Benno Neumair, ora si attende la perizia psichiatrica



Nessun colpo di scena. Che Benno Neumair fosse colpevole dell’omicidio dei genitori, spariti il 4 gennaio e mai più tornati nella villetta di Bolzano dove vivevano, lo pensavano già in tanti. Forse tutti. Mancava solo la piena confessione di questo giovane difficile, dalla personalità disturbata: supplente di matematica allontanato da scuola perché violento, istruttore di fitness ossessionato dalla forma fisica e dipendente dai farmaci anabolizzanti, tornato a casa dai suoi dopo un breve ricovero in psichiatria.



I magistrati hanno raccolta in due tempi: una prima ammissione dopo l’arresto, a fine gennaio, ma gli atti erano secretati e la notizia non era trapelata, e ora un racconto dettagliato: la lite con il padre «per i soliti motivi» – i soldi, i “no” che Peter, il padre, gli diceva su tutto scatenando la sua aggressività – una breve colluttazione, poi Benno prende una corda da arrampicata e gliela stringe al collo «per farlo stare zitto».

A quel punto, sempre nella ricostruzione del giovane, arriva anche la madre Laura Perselli. «Era appena successo, non le ho nemmeno dato il tempo di togliersi il cappotto e quando è entrata ho strangolato anche lei», scandisce. Uno dopo l’altro, poi, si carica i cadaveri in spalla, li porta giù per le scale, li mette nel baule della Volvo di famiglia e va a buttarli nell’Adige dal ponte di Ischia Frizzi, a sud della città.

Quello della madre è stato rinvenuto il 6 febbraio, quello del padre lo stanno ancora cercando. Infine Benno occulta le prove, pulisce casa, compra acqua ossigenata per eliminare ogni traccia. Questo è quanto. Ma la vicenda è tutt altro che risolta. La procura ha chiesto la perizia psichiatrica: l’esito farà la differenza. Se Benno, che per omicidio premeditato e occultamento di cadavere rischia l’ergastolo, venisse dichiarato incapace di intendere e di volere se la caverebbe con l’ospedale psichiatrico. Ipotesi che fa inorridire la sorella Madè, convinta della sua colpevolezza fin dal primo giorno. «Ma è alquanto improbabile che questo avvenga», dichiara Roberta Bruzzone, criminologa investigativa e psicoioga forense.

«Il ragazzo è affetto da un disturbo narcisistico molto serio, ma non si tratta di una patologia che inficia la sua lucidità.

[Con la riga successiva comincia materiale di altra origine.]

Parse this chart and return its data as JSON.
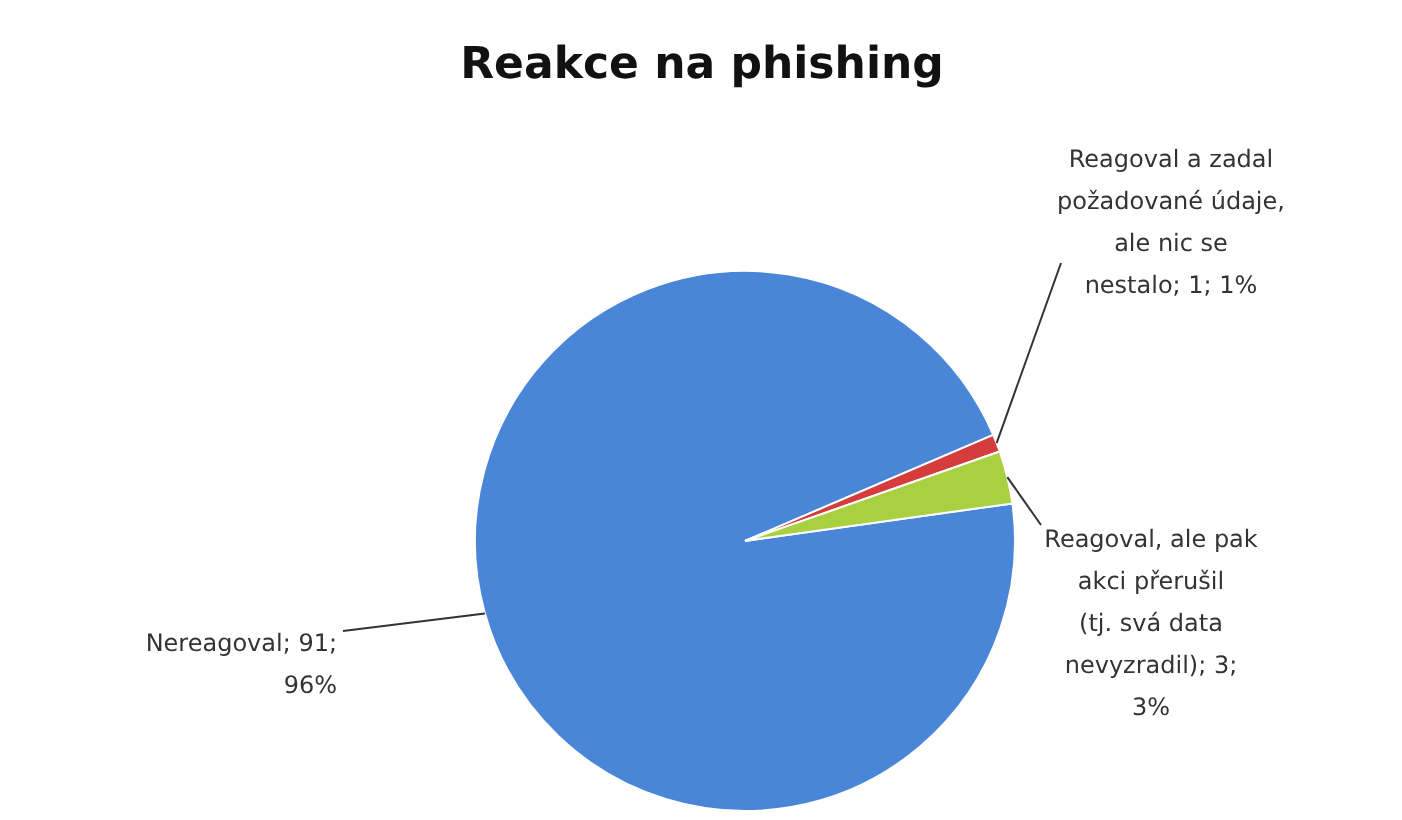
{
  "chart_data": {
    "type": "pie",
    "title": "Reakce na phishing",
    "categories": [
      "Nereagoval",
      "Reagoval a zadal požadované údaje, ale nic se nestalo",
      "Reagoval, ale pak akci přerušil (tj. svá data nevyzradil)"
    ],
    "values": [
      91,
      1,
      3
    ],
    "colors": [
      "#4a86d8",
      "#d63c3c",
      "#a8d040"
    ],
    "value_labels": [
      "91; 96%",
      "1; 1%",
      "3; 3%"
    ]
  }
}
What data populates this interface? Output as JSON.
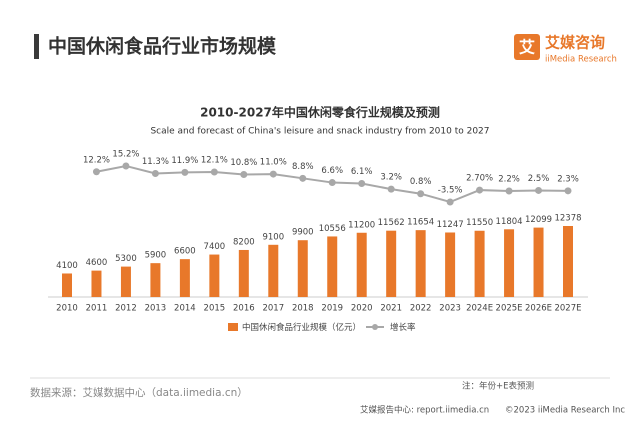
{
  "header": {
    "title": "中国休闲食品行业市场规模",
    "logo_icon": "艾",
    "logo_cn": "艾媒咨询",
    "logo_en": "iiMedia Research"
  },
  "chart_data": {
    "type": "bar",
    "title": "2010-2027年中国休闲零食行业规模及预测",
    "subtitle": "Scale and forecast of China's leisure and snack industry from 2010 to 2027",
    "categories": [
      "2010",
      "2011",
      "2012",
      "2013",
      "2014",
      "2015",
      "2016",
      "2017",
      "2018",
      "2019",
      "2020",
      "2021",
      "2022",
      "2023",
      "2024E",
      "2025E",
      "2026E",
      "2027E"
    ],
    "series": [
      {
        "name": "中国休闲食品行业规模（亿元）",
        "type": "bar",
        "color": "#e8782a",
        "values": [
          4100,
          4600,
          5300,
          5900,
          6600,
          7400,
          8200,
          9100,
          9900,
          10556,
          11200,
          11562,
          11654,
          11247,
          11550,
          11804,
          12099,
          12378
        ]
      },
      {
        "name": "增长率",
        "type": "line",
        "color": "#a8a8a8",
        "values": [
          null,
          12.2,
          15.2,
          11.3,
          11.9,
          12.1,
          10.8,
          11.0,
          8.8,
          6.6,
          6.1,
          3.2,
          0.8,
          -3.5,
          2.7,
          2.2,
          2.5,
          2.3
        ],
        "value_labels": [
          null,
          "12.2%",
          "15.2%",
          "11.3%",
          "11.9%",
          "12.1%",
          "10.8%",
          "11.0%",
          "8.8%",
          "6.6%",
          "6.1%",
          "3.2%",
          "0.8%",
          "-3.5%",
          "2.70%",
          "2.2%",
          "2.5%",
          "2.3%"
        ]
      }
    ]
  },
  "footer": {
    "source": "数据来源：艾媒数据中心（data.iimedia.cn）",
    "note": "注：年份+E表预测",
    "report": "艾媒报告中心: report.iimedia.cn",
    "copyright": "©2023 iiMedia Research Inc"
  }
}
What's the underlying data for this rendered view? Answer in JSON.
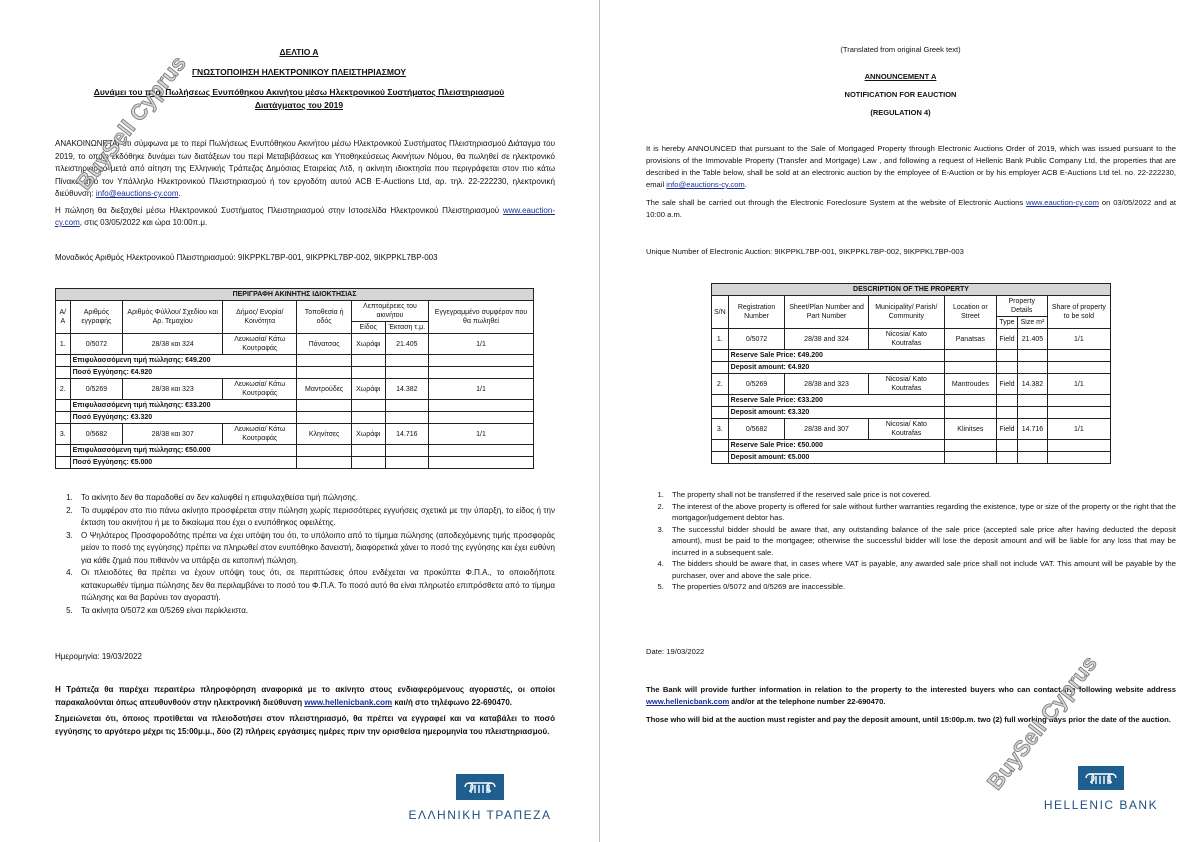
{
  "watermark": "BuySell Cyprus",
  "greek": {
    "title1": "ΔΕΛΤΙΟ Α",
    "title2": "ΓΝΩΣΤΟΠΟΙΗΣΗ ΗΛΕΚΤΡΟΝΙΚΟΥ ΠΛΕΙΣΤΗΡΙΑΣΜΟΥ",
    "title3": "Δυνάμει του περί Πωλήσεως Ενυπόθηκου Ακινήτου μέσω Ηλεκτρονικού Συστήματος Πλειστηριασμού",
    "title4": "Διατάγματος του 2019",
    "para1": "ΑΝΑΚΟΙΝΩΝΕΤΑΙ ότι σύμφωνα με το περί Πωλήσεως Ενυπόθηκου Ακινήτου μέσω Ηλεκτρονικού Συστήματος Πλειστηριασμού Διάταγμα του 2019, το οποίο εκδόθηκε δυνάμει των διατάξεων του περί Μεταβιβάσεως και Υποθηκεύσεως Ακινήτων Νόμου, θα πωληθεί σε ηλεκτρονικό πλειστηριασμό μετά από αίτηση της Ελληνικής Τράπεζας Δημόσιας Εταιρείας Λτδ, η ακίνητη ιδιοκτησία που περιγράφεται στον πιο κάτω Πίνακα από τον Υπάλληλο Ηλεκτρονικού Πλειστηριασμού ή τον εργοδότη αυτού ACB E-Auctions Ltd, αρ. τηλ. 22-222230, ηλεκτρονική διεύθυνση: ",
    "email": "info@eauctions-cy.com",
    "para2a": "Η πώληση θα διεξαχθεί μέσω Ηλεκτρονικού Συστήματος Πλειστηριασμού στην Ιστοσελίδα Ηλεκτρονικού Πλειστηριασμού ",
    "website": "www.eauction-cy.com",
    "para2b": ", στις 03/05/2022 και ώρα 10:00π.μ.",
    "unique": "Μοναδικός Αριθμός Ηλεκτρονικού Πλειστηριασμού: 9IKPPKL7BP-001, 9IKPPKL7BP-002, 9IKPPKL7BP-003",
    "table": {
      "caption": "ΠΕΡΙΓΡΑΦΗ ΑΚΙΝΗΤΗΣ ΙΔΙΟΚΤΗΣΙΑΣ",
      "headers": [
        "Α/Α",
        "Αριθμός εγγραφής",
        "Αριθμός Φύλλου/ Σχεδίου και Αρ. Τεμαχίου",
        "Δήμος/ Ενορία/ Κοινότητα",
        "Τοποθεσία ή οδός",
        "Λεπτομέρειες του ακινήτου",
        "Εγγεγραμμένο συμφέρον που θα πωληθεί"
      ],
      "subheaders": [
        "Είδος",
        "Έκταση τ.μ."
      ],
      "rows": [
        {
          "cells": [
            "1.",
            "0/5072",
            "28/38 και 324",
            "Λευκωσία/ Κάτω Κουτραφάς",
            "Πάνατσας",
            "Χωράφι",
            "21.405",
            "1/1"
          ],
          "reserve": "Επιφυλασσόμενη τιμή πώλησης: €49.200",
          "deposit": "Ποσό Εγγύησης: €4.920"
        },
        {
          "cells": [
            "2.",
            "0/5269",
            "28/38 και 323",
            "Λευκωσία/ Κάτω Κουτραφάς",
            "Μαντρούδες",
            "Χωράφι",
            "14.382",
            "1/1"
          ],
          "reserve": "Επιφυλασσόμενη τιμή πώλησης: €33.200",
          "deposit": "Ποσό Εγγύησης: €3.320"
        },
        {
          "cells": [
            "3.",
            "0/5682",
            "28/38 και 307",
            "Λευκωσία/ Κάτω Κουτραφάς",
            "Κληνίτσες",
            "Χωράφι",
            "14.716",
            "1/1"
          ],
          "reserve": "Επιφυλασσόμενη τιμή πώλησης: €50.000",
          "deposit": "Ποσό Εγγύησης: €5.000"
        }
      ]
    },
    "notes": [
      "Το ακίνητο δεν θα παραδοθεί αν δεν καλυφθεί η επιφυλαχθείσα τιμή πώλησης.",
      "Το συμφέρον στο πιο πάνω ακίνητο προσφέρεται στην πώληση χωρίς περισσότερες εγγυήσεις σχετικά με την ύπαρξη, το είδος ή την έκταση του ακινήτου ή με το δικαίωμα που έχει ο ενυπόθηκος οφειλέτης.",
      "Ο Ψηλότερος Προσφοροδότης πρέπει να έχει υπόψη του ότι, το υπόλοιπο από το τίμημα πώλησης (αποδεχόμενης τιμής προσφοράς μείον το ποσό της εγγύησης) πρέπει να πληρωθεί στον ενυπόθηκο δανειστή, διαφορετικά χάνει το ποσό της εγγύησης και έχει ευθύνη για κάθε ζημιά που πιθανόν να υπάρξει σε κατοπινή πώληση.",
      "Οι πλειοδότες θα πρέπει να έχουν υπόψη τους ότι, σε περιπτώσεις όπου ενδέχεται να προκύπτει Φ.Π.Α., το οποιοδήποτε κατακυρωθέν τίμημα πώλησης δεν θα περιλαμβάνει το ποσό του Φ.Π.Α. Το ποσό αυτό θα είναι πληρωτέο επιπρόσθετα από το τίμημα πώλησης και θα βαρύνει τον αγοραστή.",
      "Τα ακίνητα 0/5072 και 0/5269 είναι περίκλειστα."
    ],
    "date": "Ημερομηνία: 19/03/2022",
    "bank_a": "Η Τράπεζα θα παρέχει περαιτέρω πληροφόρηση αναφορικά με το ακίνητο στους ενδιαφερόμενους αγοραστές, οι οποίοι παρακαλούνται όπως απευθυνθούν στην ηλεκτρονική διεύθυνση ",
    "bank_link": "www.hellenicbank.com",
    "bank_b": " και/ή στο τηλέφωνο 22-690470.",
    "register": "Σημειώνεται ότι, όποιος προτίθεται να πλειοδοτήσει στον πλειστηριασμό, θα πρέπει να εγγραφεί και να καταβάλει το ποσό εγγύησης το αργότερο μέχρι τις 15:00μ.μ., δύο (2) πλήρεις εργάσιμες ημέρες πριν την ορισθείσα ημερομηνία του πλειστηριασμού.",
    "logo_name": "ΕΛΛΗΝΙΚΗ ΤΡΑΠΕΖΑ"
  },
  "english": {
    "translated": "(Translated from original Greek text)",
    "title1": "ANNOUNCEMENT A",
    "title2": "NOTIFICATION FOR EAUCTION",
    "title3": "(REGULATION 4)",
    "para1": "It is hereby ANNOUNCED that pursuant to the Sale of Mortgaged Property through Electronic Auctions Order of 2019, which was issued pursuant to the provisions of the  Immovable Property (Transfer and Mortgage) Law , and  following a request of Hellenic Bank Public Company Ltd, the properties that are described in the Table below, shall be sold at an electronic auction by the employee of E-Auction or by his employer ACB E-Auctions Ltd tel. no. 22-222230, email ",
    "email": "info@eauctions-cy.com",
    "para2a": "The sale shall be carried out through the Electronic Foreclosure System at the website of Electronic Auctions ",
    "website": "www.eauction-cy.com",
    "para2b": "  on 03/05/2022 and at 10:00 a.m.",
    "unique": "Unique Number of Electronic Auction: 9IKPPKL7BP-001, 9IKPPKL7BP-002, 9IKPPKL7BP-003",
    "table": {
      "caption": "DESCRIPTION OF THE PROPERTY",
      "headers": [
        "S/N",
        "Registration Number",
        "Sheet/Plan Number and Part Number",
        "Municipality/ Parish/ Community",
        "Location or Street",
        "Property Details",
        "Share of property to be sold"
      ],
      "subheaders": [
        "Type",
        "Size m²"
      ],
      "rows": [
        {
          "cells": [
            "1.",
            "0/5072",
            "28/38 and 324",
            "Nicosia/ Kato Koutrafas",
            "Panatsas",
            "Field",
            "21.405",
            "1/1"
          ],
          "reserve": "Reserve Sale Price: €49.200",
          "deposit": "Deposit amount: €4.920"
        },
        {
          "cells": [
            "2.",
            "0/5269",
            "28/38 and 323",
            "Nicosia/ Kato Koutrafas",
            "Mantroudes",
            "Field",
            "14.382",
            "1/1"
          ],
          "reserve": "Reserve Sale Price: €33.200",
          "deposit": "Deposit amount: €3.320"
        },
        {
          "cells": [
            "3.",
            "0/5682",
            "28/38 and 307",
            "Nicosia/ Kato Koutrafas",
            "Klinitses",
            "Field",
            "14.716",
            "1/1"
          ],
          "reserve": "Reserve Sale Price: €50.000",
          "deposit": "Deposit amount: €5.000"
        }
      ]
    },
    "notes": [
      "The property shall not be transferred if the reserved sale price is not covered.",
      "The interest of the above property is offered for sale without further warranties regarding the existence, type or size of the property or the right that the mortgagor/judgement debtor has.",
      "The successful bidder should be aware that, any outstanding balance of the sale price (accepted sale price after having deducted the deposit amount), must be paid to the mortgagee; otherwise the successful bidder will lose the deposit amount and will be liable for any loss that may be incurred in a subsequent sale.",
      "The bidders should be aware that, in cases where VAT is payable, any awarded sale price shall not include VAT. This amount will be payable by the purchaser, over and above the sale price.",
      "The properties 0/5072 and 0/5269 are inaccessible."
    ],
    "date": "Date: 19/03/2022",
    "bank_a": "The Bank will provide further information in relation to the property to the interested buyers who can contact the following website address ",
    "bank_link": "www.hellenicbank.com",
    "bank_b": " and/or at the telephone number 22-690470.",
    "register": "Those who will bid at the auction must register and pay the deposit amount, until 15:00p.m. two (2) full working days prior the date of the auction.",
    "logo_name": "HELLENIC BANK"
  },
  "colors": {
    "brand": "#1f5f8f",
    "link": "#1a2f9a",
    "table_caption_bg": "#d6d6d6"
  }
}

Al contrario, credo che abbia agito nel pieno possesso delle sue facoltà e abbia confessato non perché pentito – i narcisisti non sono inclini ai sensi di colpa – ma perché non aveva altra scelta».

L’esperta non si ferma qui. «La sua versione suona falsa, costruita. Benno sa di rischiare il massimo della pena e vuole far credere agli inquirenti di aver agito d’impulso, senza 1’aggravante della premeditazione. Per questo sostiene di aver litigato violentemente con il padre e di aver ucciso la madre perché colto in flagrante. Ma la sua tesi non regge, ci sono molti elementi che portano in un’altra direzione, che mi fanno credere che avesse scelto quel pomeriggio per uccidere entrambi i genitori perché sapeva che sarebbero stati in casa in momenti diversi. A dircelo sono tante piccole cose.

La più eclatante è la storia dell’auto: all’amica che doveva vedere la sera del 4 gennaio aveva annunciato che l’avrebbe avuta a disposizione. Ma la Volvo era dei genitori, che non gliela volevano prestare, anzi avevano preso l’abitudine di nascondere le chiavi. Questo dettaglio fa pensare che Benno sapesse già che qualcosa sarebbe cambiato, che a breve non avrebbe avuto impedimenti. Inoltre a scuola, dove lavorava, aveva chiesto con anticipo di prolungare le ferie natalizie, come se avesse qualche faccenda da sbrigare. Peter Neumair, poi, era alto e robusto: per avere la meglio su di lui, è più facile che il figlio labbia colto di sorpresa. Anche il fatto che mentre portava in macchina i cadaveri non abbia incontrato nessuno dei vicini mi fa sospettare che avesse studiato il momento migliore per attuare il piano omicida.

Infine i tentativi di depistaggio dei giorni successivi, che a mio avviso denotano una lucida volontà». Persino una punta di compiacimento, che Bruzzone legge nella scelta di coinvolgere non una ma due amiche: alla prima ha affidato i vestiti indossati per il delitto da mettere in lavatrice, alla seconda ha chiesto di accompagnarlo all’autolavaggio a pulire l’auto. Di attenuanti, insomma, sembrano essercene ben poche. «Non la farà franca», conclude la criminologa. «Con ogni probabilità quel che lo attende è l’ergastolo».